Sesame Cookies are Gluten-Free-Friendly!
Just to be clear: 2 cups chick pea flour, plus 2 cups any flour of your choice, including gluten-free flour. Which comes up to 4 cups flour total.
You will love the funky and deep flavor of chickpea flour. I make sure I always have some on hand: it has great texture and flavor, and adapts well to both savory and sweet recipes.
Sesame Cookies are a Snap to Make!
All you do is mix, shape, flatten and bake. Also, they freeze very well, so you’ll always be happy to have some on hand. All they need is just a few minutes to thaw and enjoy. They are sturdy and travel well, so grab a couple and stick them in your bag on your way out!
Ingredients
- 2 cups flour, any flour including gluten-free
- 2 cups chick pea flour (health food stores)
- 1 cup natural margarine spread (health food stores), or coconut oil (butter if you don't mind dairy)
- 1 cup sugar
- 1 1/2 cups sesame seeds
- ¼ cup anise seeds
- 2 eggs
- 1/2 teaspoon salt
- 1 teaspoon baking soda
Instructions
Preheat the oven to 350 degrees.
Mix all ingredients thoroughly until a smooth dough forms. Form little walnut-size balls and flatten them with your hands. Place on a foil-lined cookie sheet. Repeat with the remaining dough, placing flattened cookies 1 inch apart.

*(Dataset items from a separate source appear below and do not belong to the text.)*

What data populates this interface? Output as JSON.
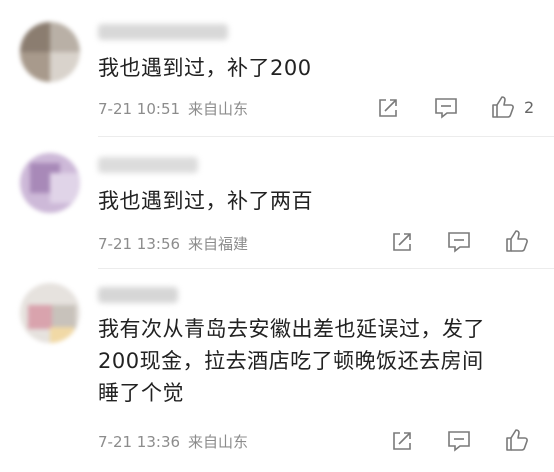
{
  "comments": [
    {
      "text": "我也遇到过，补了200",
      "date": "7-21 10:51",
      "location": "来自山东",
      "likes": "2"
    },
    {
      "text": "我也遇到过，补了两百",
      "date": "7-21 13:56",
      "location": "来自福建",
      "likes": ""
    },
    {
      "text": "我有次从青岛去安徽出差也延误过，发了200现金，拉去酒店吃了顿晚饭还去房间睡了个觉",
      "date": "7-21 13:36",
      "location": "来自山东",
      "likes": ""
    }
  ],
  "icons": {
    "share": "share-icon",
    "reply": "reply-icon",
    "like": "thumbs-up-icon"
  },
  "colors": {
    "text": "#222222",
    "meta": "#8c8c8c",
    "icon": "#7a7a7a",
    "divider": "#ececec"
  }
}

Bake about 25 minutes, or a couple minutes longer, until golden and crisp. Store at room temperature in air-tight cookie tins.
Levana, could coconut oil be a substitute for the margarine? And is there anything that could replace the sugar (1 cup, that’s quite a lot:-). I suppose coconut palm sugar would work, right?
Leah, as sugar goes, 1 cup of sugar to make 4 dozen-plus cookies is quite a decent amount. Compare that to more than double the amount in, say, chocolate chip cookies. Try to use natural solid sugars (I use evaporated cane juice and sucanat for everything). Coconut oil: Here I would say no, because I don’t want the fat to be liquid in this recipe, it will affect the texture adversely.
This sounds great, i shall try it. Do you melt the margarine or use at room temperature?
Chickpea flour can also be found in Indian stores along with sesame seeds and other goodies, all at reasonable prices.
Best,
Omar the natural margarine spread is never completely solid, so no need to do anything to it. Yup, love to get all my flours in Indian stores, amazing variety.
Where would one find chick pea flour?